Size distribution and composition of DOM in the negative estuary
In comparison with a normal coastal estuary, our observations showed that the molecular size of DOM in the negative estuary is more consistent. The reasons for homogeneity of DOM size in a negative estuary, at least at Fox River – Green Bay estuary, are discussed below. First, based on DLVO theory, diminish of ion density in ambient environment would thicken the electric double layer, and vice versa (Markus et al. 2016; Xu et al. 2018c). The decrease of DOM molecular size had been observed in marine estuaries by several field studies (Wells 2004; Lin et al. 2016a). However, the gradient of ion density in the negative estuary is relatively insignificant in this small spatial scale compared with salinity boost in a normal coastal estuary; the specific conductivity here declines from 463.4 μS/cm to 321.8 μS/cm, which is nearly 100 times less than the specific conductivity rise in normal estuaries (e.g. from 500 μS/cm to 50,000 μS/cm). Second, negligible flocculation, aggregation was observed. Despite the UV254 and Fluor350/450 (humic-like) of different size fractions decreased linearly, the relative each size fraction intensity remained constant (Figure 3). Meanwhile, the suspended particulate matter (SPM) was conservative mixed through the estuary, which implies that no addition or removal was found in this transportation (Table 1). Last but not the least, although the size distribution of DOM was partially impacted by pH (Romera-Castillo et al. 2014), the pH value, ranged from 8.7 to 9.1 in this negative estuary, was relatively constant, resulting in little impact on DOM molecular size (Table 1). As for the DOM composition in the negative estuary, one sample FlFFF-EEM-PARAFAC method unveils the compositional structure change of fluorescent DOM. Although the fluorescent DOM is only a fraction of DOM, it potentially reflects the change of bulk DOM pool. Previous studies have proved that ion strength have in aquatic environments slight impact on the optical properties of CDOM (Del Castillo et al. 2000; Guo et al. 2007). Thus, this DOM composition variations were mostly due to the various sources and sinks of natural DOM.

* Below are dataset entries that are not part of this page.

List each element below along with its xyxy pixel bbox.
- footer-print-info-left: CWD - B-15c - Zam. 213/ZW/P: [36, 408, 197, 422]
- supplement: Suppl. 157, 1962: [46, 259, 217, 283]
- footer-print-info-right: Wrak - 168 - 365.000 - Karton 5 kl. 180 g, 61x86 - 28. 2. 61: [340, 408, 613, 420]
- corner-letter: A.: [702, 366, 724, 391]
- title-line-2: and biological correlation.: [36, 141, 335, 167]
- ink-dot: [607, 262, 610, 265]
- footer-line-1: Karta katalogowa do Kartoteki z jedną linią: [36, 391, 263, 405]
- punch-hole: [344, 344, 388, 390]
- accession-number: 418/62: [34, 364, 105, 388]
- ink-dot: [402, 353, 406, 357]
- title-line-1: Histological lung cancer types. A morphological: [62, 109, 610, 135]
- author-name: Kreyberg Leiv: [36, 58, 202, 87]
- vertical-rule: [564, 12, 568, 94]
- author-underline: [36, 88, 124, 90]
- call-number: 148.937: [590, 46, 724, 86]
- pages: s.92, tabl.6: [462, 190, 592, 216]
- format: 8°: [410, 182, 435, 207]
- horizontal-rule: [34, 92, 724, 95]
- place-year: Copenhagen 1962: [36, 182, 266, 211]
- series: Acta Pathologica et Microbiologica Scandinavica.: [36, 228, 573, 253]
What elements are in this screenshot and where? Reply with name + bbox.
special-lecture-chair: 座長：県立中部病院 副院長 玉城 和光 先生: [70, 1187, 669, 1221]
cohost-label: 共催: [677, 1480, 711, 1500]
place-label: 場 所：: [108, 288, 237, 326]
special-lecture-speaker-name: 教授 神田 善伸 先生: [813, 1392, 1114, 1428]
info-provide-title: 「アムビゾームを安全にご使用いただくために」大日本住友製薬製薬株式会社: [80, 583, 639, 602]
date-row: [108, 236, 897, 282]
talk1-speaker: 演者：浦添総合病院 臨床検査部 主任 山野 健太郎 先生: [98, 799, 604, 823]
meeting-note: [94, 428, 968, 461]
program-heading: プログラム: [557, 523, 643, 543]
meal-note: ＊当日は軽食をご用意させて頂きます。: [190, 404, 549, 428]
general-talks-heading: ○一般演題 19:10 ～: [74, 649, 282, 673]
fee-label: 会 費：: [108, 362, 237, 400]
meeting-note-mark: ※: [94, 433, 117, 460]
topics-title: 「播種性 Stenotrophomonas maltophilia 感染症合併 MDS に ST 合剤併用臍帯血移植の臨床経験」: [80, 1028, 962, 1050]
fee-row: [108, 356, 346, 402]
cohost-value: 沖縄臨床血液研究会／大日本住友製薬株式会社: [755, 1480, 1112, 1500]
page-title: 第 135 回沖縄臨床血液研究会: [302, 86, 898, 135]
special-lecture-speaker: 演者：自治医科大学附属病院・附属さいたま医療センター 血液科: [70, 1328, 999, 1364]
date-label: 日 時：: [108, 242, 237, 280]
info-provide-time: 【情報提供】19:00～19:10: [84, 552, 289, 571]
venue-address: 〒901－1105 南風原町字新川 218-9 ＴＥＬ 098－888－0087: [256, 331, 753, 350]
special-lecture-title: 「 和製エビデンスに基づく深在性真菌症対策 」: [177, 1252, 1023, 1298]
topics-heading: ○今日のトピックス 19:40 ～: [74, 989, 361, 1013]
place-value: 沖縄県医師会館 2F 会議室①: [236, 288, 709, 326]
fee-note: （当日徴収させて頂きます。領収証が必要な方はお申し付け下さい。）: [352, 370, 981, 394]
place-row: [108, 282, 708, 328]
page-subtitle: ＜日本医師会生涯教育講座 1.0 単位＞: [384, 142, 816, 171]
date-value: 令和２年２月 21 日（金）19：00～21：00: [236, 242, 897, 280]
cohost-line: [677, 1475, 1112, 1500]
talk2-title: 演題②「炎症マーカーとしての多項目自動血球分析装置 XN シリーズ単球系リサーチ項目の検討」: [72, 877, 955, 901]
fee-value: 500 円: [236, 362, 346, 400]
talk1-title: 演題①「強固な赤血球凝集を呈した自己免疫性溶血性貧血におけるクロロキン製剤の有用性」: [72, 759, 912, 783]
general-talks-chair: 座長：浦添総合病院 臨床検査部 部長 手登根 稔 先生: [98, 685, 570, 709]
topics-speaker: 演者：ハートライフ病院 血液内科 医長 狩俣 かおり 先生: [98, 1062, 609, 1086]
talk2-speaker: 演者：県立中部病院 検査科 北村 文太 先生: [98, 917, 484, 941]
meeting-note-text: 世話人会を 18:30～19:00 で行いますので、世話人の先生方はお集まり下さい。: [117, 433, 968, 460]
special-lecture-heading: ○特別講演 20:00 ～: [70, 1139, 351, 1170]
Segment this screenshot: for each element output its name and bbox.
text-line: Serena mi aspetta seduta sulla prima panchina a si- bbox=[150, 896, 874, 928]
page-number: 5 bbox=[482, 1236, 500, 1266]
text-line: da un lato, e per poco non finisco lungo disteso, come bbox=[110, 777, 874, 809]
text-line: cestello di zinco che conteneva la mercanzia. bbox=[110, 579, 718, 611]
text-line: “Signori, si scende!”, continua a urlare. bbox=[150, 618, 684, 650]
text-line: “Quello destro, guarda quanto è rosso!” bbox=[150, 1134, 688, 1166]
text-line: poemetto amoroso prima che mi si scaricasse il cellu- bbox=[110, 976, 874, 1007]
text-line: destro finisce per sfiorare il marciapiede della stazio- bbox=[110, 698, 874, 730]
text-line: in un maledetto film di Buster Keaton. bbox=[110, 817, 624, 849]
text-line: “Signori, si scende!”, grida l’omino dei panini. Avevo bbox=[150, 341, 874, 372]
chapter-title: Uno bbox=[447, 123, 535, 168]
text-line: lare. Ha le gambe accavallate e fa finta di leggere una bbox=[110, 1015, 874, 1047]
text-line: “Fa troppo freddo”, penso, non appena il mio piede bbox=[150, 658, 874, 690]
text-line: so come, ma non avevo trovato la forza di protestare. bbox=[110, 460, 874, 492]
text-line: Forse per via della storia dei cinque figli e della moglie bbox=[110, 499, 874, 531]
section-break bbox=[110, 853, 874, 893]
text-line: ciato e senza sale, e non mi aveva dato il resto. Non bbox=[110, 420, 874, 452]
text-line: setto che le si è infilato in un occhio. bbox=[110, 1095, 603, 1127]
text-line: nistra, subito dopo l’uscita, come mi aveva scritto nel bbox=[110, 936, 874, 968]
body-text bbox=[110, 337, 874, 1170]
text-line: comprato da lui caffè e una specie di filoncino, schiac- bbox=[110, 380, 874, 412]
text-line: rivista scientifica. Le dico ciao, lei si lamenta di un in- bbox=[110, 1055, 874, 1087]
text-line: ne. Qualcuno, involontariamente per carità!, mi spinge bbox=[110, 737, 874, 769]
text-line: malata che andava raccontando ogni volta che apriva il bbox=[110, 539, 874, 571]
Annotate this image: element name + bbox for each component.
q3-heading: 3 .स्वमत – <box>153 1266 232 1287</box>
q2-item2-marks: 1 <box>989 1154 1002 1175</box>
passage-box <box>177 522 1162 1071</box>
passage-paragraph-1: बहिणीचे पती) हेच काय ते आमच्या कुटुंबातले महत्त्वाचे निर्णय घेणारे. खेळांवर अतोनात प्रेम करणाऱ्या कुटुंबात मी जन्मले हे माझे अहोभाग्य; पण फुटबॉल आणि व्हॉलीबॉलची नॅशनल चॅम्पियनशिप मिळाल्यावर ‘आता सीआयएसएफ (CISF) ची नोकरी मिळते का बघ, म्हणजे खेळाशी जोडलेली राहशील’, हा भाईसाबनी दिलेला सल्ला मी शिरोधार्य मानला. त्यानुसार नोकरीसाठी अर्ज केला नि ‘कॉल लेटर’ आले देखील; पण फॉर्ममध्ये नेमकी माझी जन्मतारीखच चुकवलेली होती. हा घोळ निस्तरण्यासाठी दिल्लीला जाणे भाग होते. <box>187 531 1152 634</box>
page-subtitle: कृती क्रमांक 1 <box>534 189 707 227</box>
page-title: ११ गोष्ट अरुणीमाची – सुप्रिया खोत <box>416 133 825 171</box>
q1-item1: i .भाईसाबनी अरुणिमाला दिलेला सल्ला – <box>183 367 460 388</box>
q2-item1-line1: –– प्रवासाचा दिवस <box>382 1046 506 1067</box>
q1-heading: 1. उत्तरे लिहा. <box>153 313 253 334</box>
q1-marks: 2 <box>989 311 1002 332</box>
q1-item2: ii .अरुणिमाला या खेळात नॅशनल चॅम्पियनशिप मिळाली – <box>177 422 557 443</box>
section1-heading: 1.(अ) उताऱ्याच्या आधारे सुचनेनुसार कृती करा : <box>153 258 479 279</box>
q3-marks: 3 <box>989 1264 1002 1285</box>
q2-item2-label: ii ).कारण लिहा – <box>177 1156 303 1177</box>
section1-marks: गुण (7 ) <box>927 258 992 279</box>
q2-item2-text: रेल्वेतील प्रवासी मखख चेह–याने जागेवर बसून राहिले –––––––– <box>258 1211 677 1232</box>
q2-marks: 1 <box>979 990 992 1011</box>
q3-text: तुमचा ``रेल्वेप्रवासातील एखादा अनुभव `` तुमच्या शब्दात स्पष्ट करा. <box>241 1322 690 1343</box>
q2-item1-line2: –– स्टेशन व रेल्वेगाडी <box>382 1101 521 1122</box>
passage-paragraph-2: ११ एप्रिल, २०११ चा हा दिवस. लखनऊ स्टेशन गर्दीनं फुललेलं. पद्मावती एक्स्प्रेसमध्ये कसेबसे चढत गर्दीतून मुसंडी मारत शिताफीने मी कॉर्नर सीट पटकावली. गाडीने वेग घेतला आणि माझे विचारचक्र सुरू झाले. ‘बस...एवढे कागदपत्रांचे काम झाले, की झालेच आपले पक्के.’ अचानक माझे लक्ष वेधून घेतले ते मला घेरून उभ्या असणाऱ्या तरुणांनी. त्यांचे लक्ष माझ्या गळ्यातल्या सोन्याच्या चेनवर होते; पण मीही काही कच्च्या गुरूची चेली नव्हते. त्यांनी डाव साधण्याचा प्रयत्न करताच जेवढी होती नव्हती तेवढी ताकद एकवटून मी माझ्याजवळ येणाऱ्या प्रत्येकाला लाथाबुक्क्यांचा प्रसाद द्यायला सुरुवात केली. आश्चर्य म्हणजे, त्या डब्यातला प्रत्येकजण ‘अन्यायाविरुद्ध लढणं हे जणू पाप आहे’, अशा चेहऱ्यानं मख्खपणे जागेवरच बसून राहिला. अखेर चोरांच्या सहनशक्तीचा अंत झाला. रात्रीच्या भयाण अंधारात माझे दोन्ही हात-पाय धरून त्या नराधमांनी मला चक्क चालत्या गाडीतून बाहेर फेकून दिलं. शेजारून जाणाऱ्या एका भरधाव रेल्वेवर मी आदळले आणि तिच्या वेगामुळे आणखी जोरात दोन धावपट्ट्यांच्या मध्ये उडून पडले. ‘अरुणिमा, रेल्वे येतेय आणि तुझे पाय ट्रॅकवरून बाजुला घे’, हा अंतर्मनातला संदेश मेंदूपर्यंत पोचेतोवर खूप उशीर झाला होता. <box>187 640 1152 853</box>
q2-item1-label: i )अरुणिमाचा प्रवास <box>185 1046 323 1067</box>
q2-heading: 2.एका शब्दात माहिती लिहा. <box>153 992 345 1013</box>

Self-assembly supramolecular hypothesis
Humic substances are regarded as a mixture of many molecules. Some soil scientists proposed that the structure of natural humic substance are supramolecular associations of relatively small heterogenous molecules held by weak dispersive forces such as van der Waals force and hydrogen bonds. Since its introduction, evidence supporting this hypothesis from several different analytical tools has been published. Romera-Castillo et al. found the size spectra from high performance size exclusion chromatography (HPSEC) were overlapped significantly between different fluorescence components (Romera-Castillo et al. 2014). It indicates the inclusion of fluorophores in different supramolecular assemblies. However, they manipulated their size fractionated EEM spectra by fitting them into a PARAFAC model generated using natural water samples from the National Park Everglade freshwater ecosystem. It would potentially miss some characteristic EEM signals and have additional artifacts during fitting processes since the PARAFAC model is not the optimization for the size fractionated EEM spectra. Another study confirmed the hypothesis using a HPSEC-PARAFAC2 technique, but unfortunately they don’t provide the online fluorescent DOM spectra (Wünsch et al. 2017). Here, the one sample FlFFF-EEM-PARAFAC results contributed an additional and robust evidence for the confirmation of the self-assembly supramolecular hypothesis. Figure 8 shows size spectra of two humic-like components (C475 and C410) in all six stations. They were accumulated and highly overlapped at 1-10 kDa size interval despite of their different sources. They are most likely represent small heterogeneous humic-like moieties associated to form the supramolecular assemblies. Thus, similar to the overlaps found in previous studies, our results provide a reliable support for the supramolecular assemblies hypothesis (Her et al. 2003; Boehme and Wells 2006; Romera-Castillo et al. 2014; Wünsch et al. 2017).